Bitterness filled his face, and he turned away from her. “Not guilty,” he repeated the words softly. “Not guilty of what? I didn’t put my hands around her neck and break it, certainly. I was with a patient. I may have miscalculated the time, but not the essential facts.” His voice dropped still lower, filled with bitterness. “But am I ’not guilty’ of ignoring her, allowing her to fall further and further into gambling and debt and the kind of desperate boredom that took her to Allardyce’s studio, alone, where she could be killed?”

She wanted to deny it immediately. It was an absurd assumption of responsibility for someone else’s weaknesses, but she could hear in the strain of his voice that it was more real to him than the physical imprisonment of his own circumstances. Perhaps it was easier to consider that kind of guilt than the future and the accusations he would have to answer in court.

He straightened his shoulders, but he still did not turn to face her. His voice shook when he spoke again. “She was so full of life in Vienna. She made every other woman look gray in comparison. She would have stayed there, you know? It was I who was sick to the heart of it and wanted to come to England.”

Callandra said nothing. She sensed in him the need to talk; she was only the audience for something he was saying to himself, perhaps putting into words for the first time.

“She would have gone to Paris, Milan, Rome, anywhere that the struggle was still going on. But I brought her here and turned her into a housewife to spend her time ordering groceries and exchanging gossip about the daily trivia of lives she saw as perfectly safe and ordered, and with nothing on earth to fight for.”

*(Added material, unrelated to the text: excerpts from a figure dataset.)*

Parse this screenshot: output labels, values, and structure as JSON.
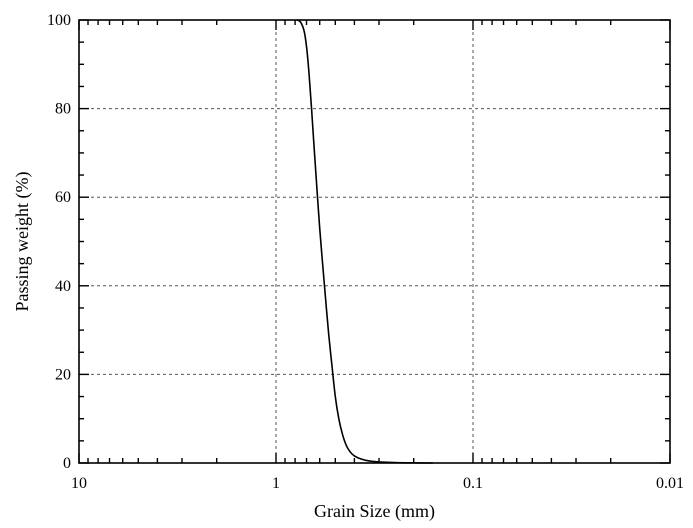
{
  "chart_data": {
    "type": "line",
    "title": "",
    "xlabel": "Grain Size (mm)",
    "ylabel": "Passing weight  (%)",
    "x_scale": "log",
    "x_reversed": true,
    "xlim": [
      10,
      0.01
    ],
    "ylim": [
      0,
      100
    ],
    "grid": true,
    "grid_style": "dashed",
    "x_ticks": [
      {
        "value": 10,
        "label": "10"
      },
      {
        "value": 1,
        "label": "1"
      },
      {
        "value": 0.1,
        "label": "0.1"
      },
      {
        "value": 0.01,
        "label": "0.01"
      }
    ],
    "y_ticks": [
      {
        "value": 0,
        "label": "0"
      },
      {
        "value": 20,
        "label": "20"
      },
      {
        "value": 40,
        "label": "40"
      },
      {
        "value": 60,
        "label": "60"
      },
      {
        "value": 80,
        "label": "80"
      },
      {
        "value": 100,
        "label": "100"
      }
    ],
    "series": [
      {
        "color": "#000000",
        "x": [
          0.78,
          0.75,
          0.72,
          0.7,
          0.68,
          0.66,
          0.64,
          0.62,
          0.6,
          0.58,
          0.56,
          0.54,
          0.52,
          0.5,
          0.48,
          0.46,
          0.44,
          0.42,
          0.4,
          0.37,
          0.34,
          0.3,
          0.25,
          0.2,
          0.16
        ],
        "y": [
          100,
          99.5,
          97.5,
          94,
          88,
          80,
          71,
          62,
          53,
          45,
          37,
          29,
          22,
          15,
          10,
          6.5,
          4,
          2.5,
          1.6,
          0.9,
          0.5,
          0.25,
          0.1,
          0.03,
          0
        ]
      }
    ]
  }
}
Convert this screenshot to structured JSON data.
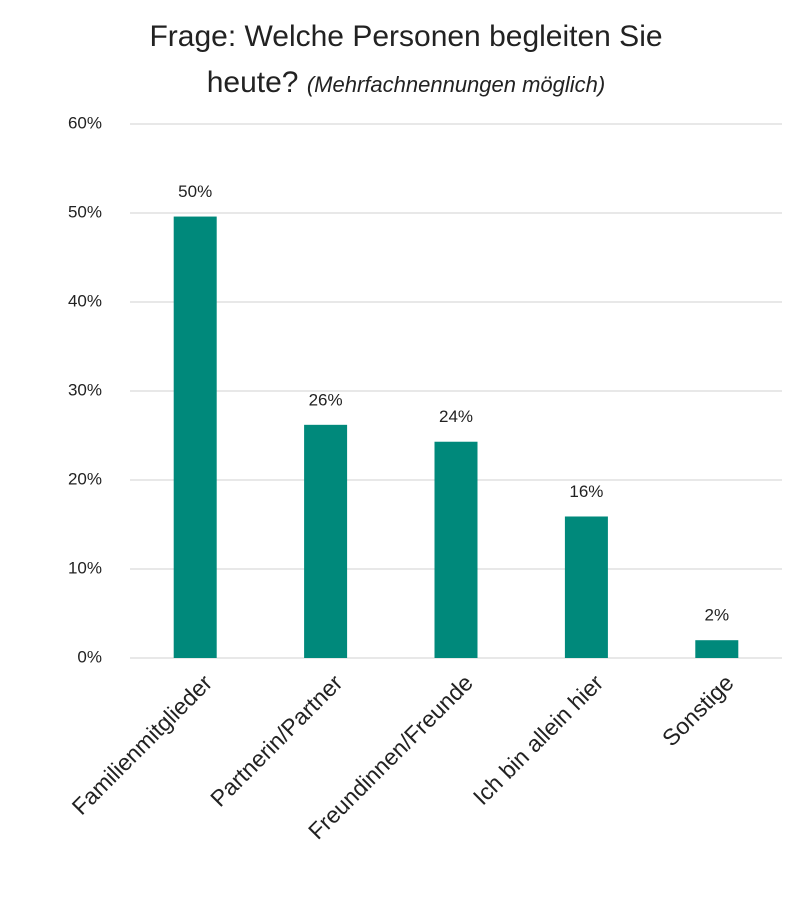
{
  "chart_data": {
    "type": "bar",
    "title": "Frage: Welche Personen begleiten Sie heute?",
    "subtitle": "(Mehrfachnennungen möglich)",
    "categories": [
      "Familienmitglieder",
      "Partnerin/Partner",
      "Freundinnen/Freunde",
      "Ich bin allein hier",
      "Sonstige"
    ],
    "values": [
      49.6,
      26.2,
      24.3,
      15.9,
      2.0
    ],
    "value_labels": [
      "50%",
      "26%",
      "24%",
      "16%",
      "2%"
    ],
    "color": "#00897b",
    "ylim": [
      0,
      60
    ],
    "yticks": [
      {
        "value": 0,
        "label": "0%"
      },
      {
        "value": 10,
        "label": "10%"
      },
      {
        "value": 20,
        "label": "20%"
      },
      {
        "value": 30,
        "label": "30%"
      },
      {
        "value": 40,
        "label": "40%"
      },
      {
        "value": 50,
        "label": "50%"
      },
      {
        "value": 60,
        "label": "60%"
      }
    ],
    "grid": true
  }
}
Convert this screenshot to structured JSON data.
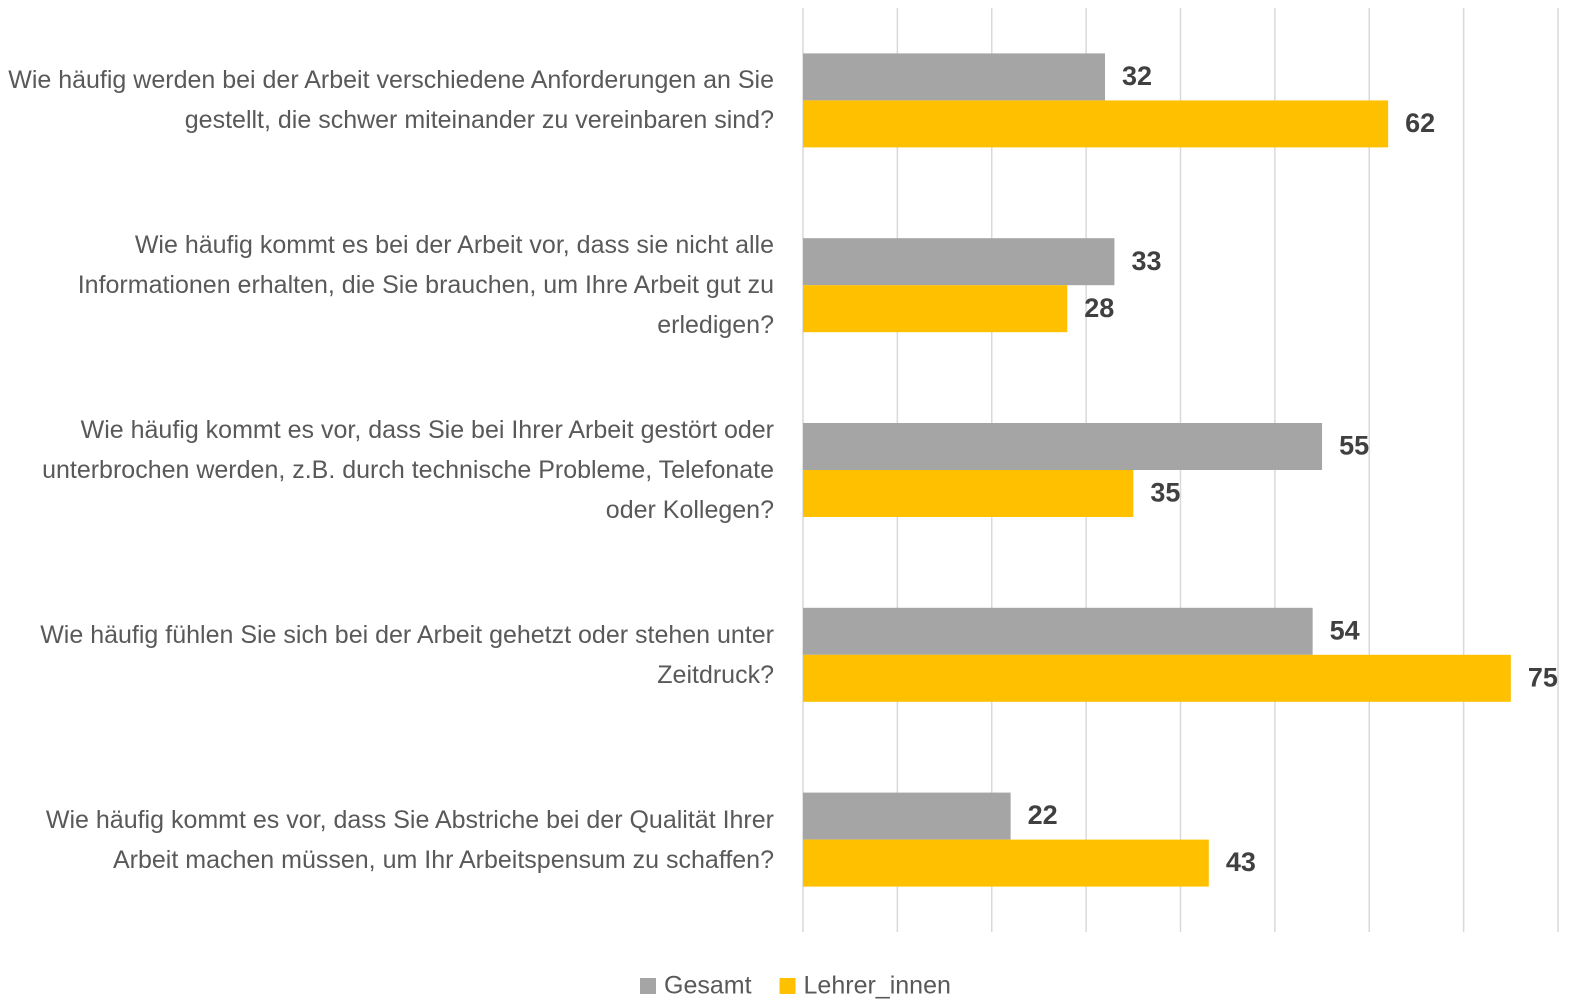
{
  "chart_data": {
    "type": "bar",
    "orientation": "horizontal",
    "categories": [
      "Wie häufig werden bei der Arbeit verschiedene Anforderungen an Sie gestellt, die schwer miteinander zu vereinbaren sind?",
      "Wie häufig kommt es bei der Arbeit vor, dass sie nicht alle Informationen erhalten, die Sie brauchen, um Ihre Arbeit gut zu erledigen?",
      "Wie häufig kommt es vor, dass Sie bei Ihrer Arbeit gestört oder unterbrochen werden, z.B. durch technische Probleme, Telefonate oder Kollegen?",
      "Wie häufig fühlen Sie sich bei der Arbeit gehetzt oder stehen unter Zeitdruck?",
      "Wie häufig kommt es vor, dass Sie Abstriche bei der Qualität Ihrer Arbeit machen müssen, um Ihr Arbeitspensum zu schaffen?"
    ],
    "series": [
      {
        "name": "Gesamt",
        "color": "#a5a5a5",
        "values": [
          32,
          33,
          55,
          54,
          22
        ]
      },
      {
        "name": "Lehrer_innen",
        "color": "#ffc000",
        "values": [
          62,
          28,
          35,
          75,
          43
        ]
      }
    ],
    "xlim": [
      0,
      80
    ],
    "xticks": [
      0,
      10,
      20,
      30,
      40,
      50,
      60,
      70,
      80
    ],
    "show_tick_labels": false,
    "grid": true,
    "legend": "bottom"
  }
}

“What absolute rubbish!” She exploded in real anger. “There is everything to fight for, and you know that, even if she did not. There is ignorance and pain to battle, disease, crime, selfishness, domestic and social violence, prejudice, authority, bigotry and injustice of every kind and color. And when you have conquered all of those, you can always try addressing poverty, madness, and perfectly ordinary dirt. Or, if those seem too large and indeterminate, what about common or garden loneliness and fear of death, hungry children with no one to tell them they are good. . and lonely old people neglected by the rest of us-in a hurry and too busy to listen anymore. If she didn’t find that exciting enough, or glorious. . that is not your fault!”

He turned slowly to face her. For a moment, surprise was sharper in his face than anything else. “Honest to the last,” he said. “You really are angry! Thank you at least for not patronizing me with false comfort. But I did ignore her. I knew her, and if I had thought more of her and less of myself I would not have tried to change her. Her gambling was beyond control, and I didn’t do anything about it. I argued with her, of course. I pleaded, I threatened, reasoned. But I didn’t look at the cause, because that would have meant I would have to change as well, and I was not prepared to.”

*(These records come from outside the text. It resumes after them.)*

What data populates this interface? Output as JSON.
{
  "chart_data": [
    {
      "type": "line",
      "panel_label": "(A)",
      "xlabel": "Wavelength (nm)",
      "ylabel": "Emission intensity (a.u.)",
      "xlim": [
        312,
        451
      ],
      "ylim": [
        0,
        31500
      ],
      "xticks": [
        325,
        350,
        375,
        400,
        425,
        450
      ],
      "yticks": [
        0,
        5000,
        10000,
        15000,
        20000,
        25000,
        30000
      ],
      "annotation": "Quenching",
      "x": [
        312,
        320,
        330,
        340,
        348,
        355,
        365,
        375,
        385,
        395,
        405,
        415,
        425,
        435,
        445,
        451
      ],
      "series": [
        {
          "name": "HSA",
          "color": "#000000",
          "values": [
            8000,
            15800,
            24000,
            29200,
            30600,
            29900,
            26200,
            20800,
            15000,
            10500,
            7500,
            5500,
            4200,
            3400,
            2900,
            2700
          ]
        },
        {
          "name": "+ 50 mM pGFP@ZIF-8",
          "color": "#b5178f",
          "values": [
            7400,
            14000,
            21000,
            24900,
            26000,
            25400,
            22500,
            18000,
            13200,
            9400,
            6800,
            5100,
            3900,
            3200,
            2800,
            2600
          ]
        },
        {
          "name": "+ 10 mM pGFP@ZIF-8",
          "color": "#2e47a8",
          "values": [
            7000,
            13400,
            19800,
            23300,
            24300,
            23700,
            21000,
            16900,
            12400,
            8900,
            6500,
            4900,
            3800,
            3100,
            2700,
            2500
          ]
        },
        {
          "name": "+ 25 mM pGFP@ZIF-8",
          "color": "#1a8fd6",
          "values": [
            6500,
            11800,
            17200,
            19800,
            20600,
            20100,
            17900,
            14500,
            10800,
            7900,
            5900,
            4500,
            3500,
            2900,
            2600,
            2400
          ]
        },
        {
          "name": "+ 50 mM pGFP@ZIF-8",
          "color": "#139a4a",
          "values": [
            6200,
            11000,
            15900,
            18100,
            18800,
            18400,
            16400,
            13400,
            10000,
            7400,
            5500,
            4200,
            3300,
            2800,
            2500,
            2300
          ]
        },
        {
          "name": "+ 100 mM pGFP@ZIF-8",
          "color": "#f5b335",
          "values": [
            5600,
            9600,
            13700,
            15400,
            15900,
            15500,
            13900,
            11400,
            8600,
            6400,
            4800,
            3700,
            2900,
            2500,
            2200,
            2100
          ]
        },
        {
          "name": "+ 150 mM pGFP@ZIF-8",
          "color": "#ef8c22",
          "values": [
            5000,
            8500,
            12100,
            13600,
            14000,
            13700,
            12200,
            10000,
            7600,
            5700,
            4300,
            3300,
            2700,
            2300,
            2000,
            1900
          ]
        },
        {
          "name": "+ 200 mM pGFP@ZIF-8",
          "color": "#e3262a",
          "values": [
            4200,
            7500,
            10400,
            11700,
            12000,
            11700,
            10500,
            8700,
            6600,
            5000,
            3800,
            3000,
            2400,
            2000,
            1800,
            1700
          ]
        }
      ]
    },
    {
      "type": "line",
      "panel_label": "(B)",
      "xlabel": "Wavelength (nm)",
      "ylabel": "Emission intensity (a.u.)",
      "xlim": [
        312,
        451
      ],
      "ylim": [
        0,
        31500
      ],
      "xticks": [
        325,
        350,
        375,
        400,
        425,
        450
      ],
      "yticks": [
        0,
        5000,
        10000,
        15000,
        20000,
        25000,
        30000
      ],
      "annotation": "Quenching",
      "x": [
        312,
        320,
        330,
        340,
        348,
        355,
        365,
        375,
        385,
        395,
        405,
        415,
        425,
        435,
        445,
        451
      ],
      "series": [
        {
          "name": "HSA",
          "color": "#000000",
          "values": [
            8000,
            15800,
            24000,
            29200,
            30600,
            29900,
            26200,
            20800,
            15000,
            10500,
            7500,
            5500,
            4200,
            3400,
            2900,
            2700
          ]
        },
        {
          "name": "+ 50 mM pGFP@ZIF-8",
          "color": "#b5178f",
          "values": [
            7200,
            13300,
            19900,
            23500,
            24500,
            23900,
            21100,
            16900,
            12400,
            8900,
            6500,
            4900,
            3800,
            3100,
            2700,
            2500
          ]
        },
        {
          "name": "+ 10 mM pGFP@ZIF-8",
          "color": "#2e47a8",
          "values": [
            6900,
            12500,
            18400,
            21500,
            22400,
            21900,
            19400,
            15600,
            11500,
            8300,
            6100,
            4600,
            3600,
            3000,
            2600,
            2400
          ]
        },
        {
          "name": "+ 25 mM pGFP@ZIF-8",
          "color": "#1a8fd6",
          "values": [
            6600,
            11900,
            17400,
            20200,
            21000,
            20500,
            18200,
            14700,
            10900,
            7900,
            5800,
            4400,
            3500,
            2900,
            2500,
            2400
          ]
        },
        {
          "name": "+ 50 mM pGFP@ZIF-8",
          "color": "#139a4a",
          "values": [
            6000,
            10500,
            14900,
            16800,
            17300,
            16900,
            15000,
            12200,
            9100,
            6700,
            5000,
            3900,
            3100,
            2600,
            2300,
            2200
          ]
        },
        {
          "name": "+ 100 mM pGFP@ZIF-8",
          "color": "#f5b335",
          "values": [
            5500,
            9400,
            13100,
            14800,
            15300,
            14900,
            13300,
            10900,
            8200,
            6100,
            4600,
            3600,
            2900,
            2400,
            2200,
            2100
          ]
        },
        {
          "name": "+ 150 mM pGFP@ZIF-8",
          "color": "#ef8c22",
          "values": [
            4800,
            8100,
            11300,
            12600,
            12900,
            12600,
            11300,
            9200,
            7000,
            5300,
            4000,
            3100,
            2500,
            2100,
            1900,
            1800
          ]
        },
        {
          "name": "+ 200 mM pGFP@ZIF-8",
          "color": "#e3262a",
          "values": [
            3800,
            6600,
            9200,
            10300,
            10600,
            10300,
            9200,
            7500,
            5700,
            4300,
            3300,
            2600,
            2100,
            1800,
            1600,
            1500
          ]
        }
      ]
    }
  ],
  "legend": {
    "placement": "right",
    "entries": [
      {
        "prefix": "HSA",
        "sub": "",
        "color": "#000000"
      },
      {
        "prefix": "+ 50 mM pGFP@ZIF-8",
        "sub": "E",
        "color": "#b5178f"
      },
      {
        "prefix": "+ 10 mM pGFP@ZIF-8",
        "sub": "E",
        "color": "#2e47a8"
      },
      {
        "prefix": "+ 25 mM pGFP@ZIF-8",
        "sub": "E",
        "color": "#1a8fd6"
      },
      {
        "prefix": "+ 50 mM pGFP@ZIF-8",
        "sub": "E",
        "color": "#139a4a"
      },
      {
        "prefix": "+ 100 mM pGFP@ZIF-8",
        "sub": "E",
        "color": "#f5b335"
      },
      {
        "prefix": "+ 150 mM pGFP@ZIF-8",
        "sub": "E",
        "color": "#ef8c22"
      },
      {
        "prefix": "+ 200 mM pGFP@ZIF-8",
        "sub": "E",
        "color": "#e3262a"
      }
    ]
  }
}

“It’s too late for that now, Kristian,” she replied. “We have only fifteen minutes left at the most before the constable comes back. Pendreigh will defend you in court. I don’t know whether he expects to be paid for it or not. He may do it simply out of belief, and because he would naturally prefer that you were shown to be not guilty, because it reflects less badly on his daughter if she were killed by someone outside the family. It raises less unfortunate speculation in the minds of others. And if he is in control of the defense, he can exercise some restraint over the exploration of her character by the counsel for the prosecution. At least he can do all that anyone could.”

“I can’t pay him,” Kristian said ruefully. “Surely he is as aware of that as I am?”